La piste d’un conflit conjugal est également envisagée. Il est de notoriété publique que le couple bat de l’aile. Deux ans auparavant, Maria a voulu divorcer, lassée de l’alcoolisme de son mari. D’autant que lorsque ce dernier boit, il est violent. Il avait promis d’arrêter. Il n’en fut rien. Et les violences ont perduré. Les collègues de la jeune femme se souviennent avoir aperçu, une fois, le couple se disputer en voiture : Maria a reçu un coup de poing si violent que la vitre passager s’est brisée sous la violence du choc. Cette piste est toutefois rapidement écartée. « Il y a un biais de genre, estime Me Juliette Chapelle, l’avocate d’Olivier Doire. En 1995, pour les enquêteurs, c’est inimaginable qu’une femme – mère de surcroît – puisse être impliquée dans un meurtre aussi violent, une décapitation. » L’information judiciaire aboutit à un non-lieu en 2000. Une seconde est rouverte en 2002 et se clôt cinq ans plus tard, comme la première.

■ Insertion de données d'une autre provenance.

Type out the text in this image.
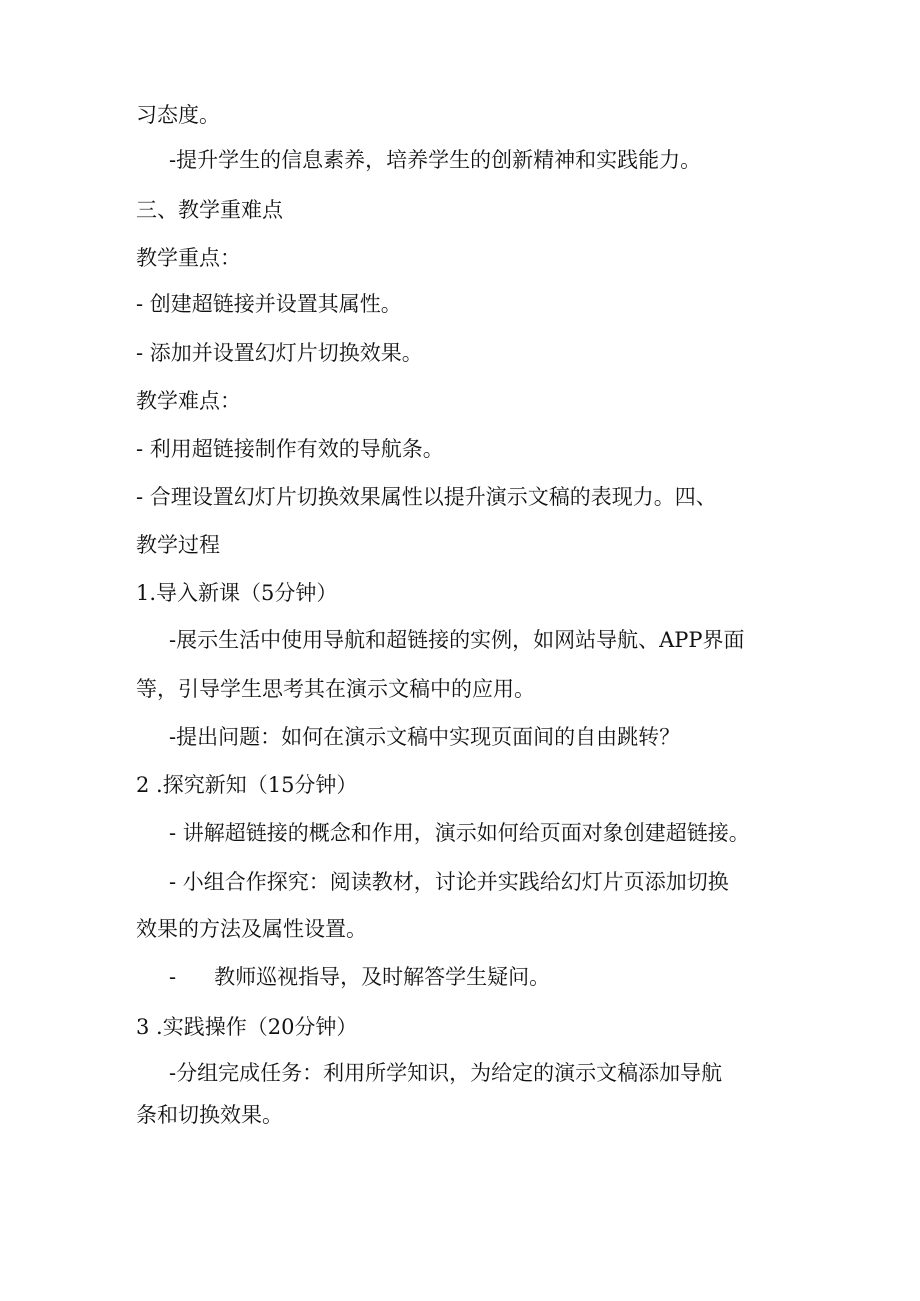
习态度。
-提升学生的信息素养，培养学生的创新精神和实践能力。
三、教学重难点
教学重点：
- 创建超链接并设置其属性。
- 添加并设置幻灯片切换效果。
教学难点：
- 利用超链接制作有效的导航条。
- 合理设置幻灯片切换效果属性以提升演示文稿的表现力。四、
教学过程
1.导入新课（5分钟）
-展示生活中使用导航和超链接的实例，如网站导航、APP界面
等，引导学生思考其在演示文稿中的应用。
-提出问题：如何在演示文稿中实现页面间的自由跳转？
2 .探究新知（15分钟）
- 讲解超链接的概念和作用，演示如何给页面对象创建超链接。
- 小组合作探究：阅读教材，讨论并实践给幻灯片页添加切换
效果的方法及属性设置。
- 教师巡视指导，及时解答学生疑问。
3 .实践操作（20分钟）
-分组完成任务：利用所学知识，为给定的演示文稿添加导航
条和切换效果。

Des nouvelles investigations scientifiques

Le dossier reste à dormir dans les sous-sols du tribunal de Cusset pendant près de quinze ans. Jusqu’à ce qu’en 2020, à la faveur du confinement, le procureur de la République, Eric Neveu, s’y replonge. Avec les gendarmes du Service central du renseignement criminel, ils identifient des incohérences et surtout des pistes non exploitées, ou trop peu. « On a décidé de reprendre tout à zéro, de faire comme si on venait de découvrir la scène de crime », décrit le magistrat. Des analyses ADN sur les scellés sont ordonnées. En avril 2022, les juges d'instruction réunissent les proches de la victime pour les informer que le corps va être exhumé. L’ambiance est tendue, la nouvelle ne ravit pas Maria et Anthony qui ont refait leur vie loin de la région, loin de leur ancienne vie et de cette affaire. « Ils reprochaient à Olivier Doire, le frère de Christophe, son activisme dans le dossier et de remuer des vieux souvenirs », se remémore Me Juliette Chapelle.

Quelques semaines plus tard, en juin 2022 la veuve est à nouveau convoquée. Chez les gendarmes, cette fois. Pour une garde à vue. Elle est auditionnée six fois en vingt-quatre heures, n’a de cesse de nier. Elle ne fait pas mystère des relations plus que dégradées avec la victime – « officieusement, on n’était pas en couple » – mais elle minimise les violences. Là où les témoignages sont accablants, elle ne reconnaît que « des baffes ». « Il y a des fois où ça dégénérait (…) Je ne vivais pas l’enfer mais ça arrivait, quand ça pétait, ça pétait », raconte-t-elle. L’épisode de la vitre explosée ? « Absolument faux », jure-t-elle. Les enquêteurs cherchent un mobile. Christophe Doire s’en est-il déjà pris à Anthony, leur fils, avec lequel elle décrit une relation fusionnelle ? Elle jure que non « sur la tête de [ses] enfants ». En 2002, pourtant, elle avait assuré qu’elle s’interposait lorsque cela se produisait. Un problème de retranscription, argue-t-elle.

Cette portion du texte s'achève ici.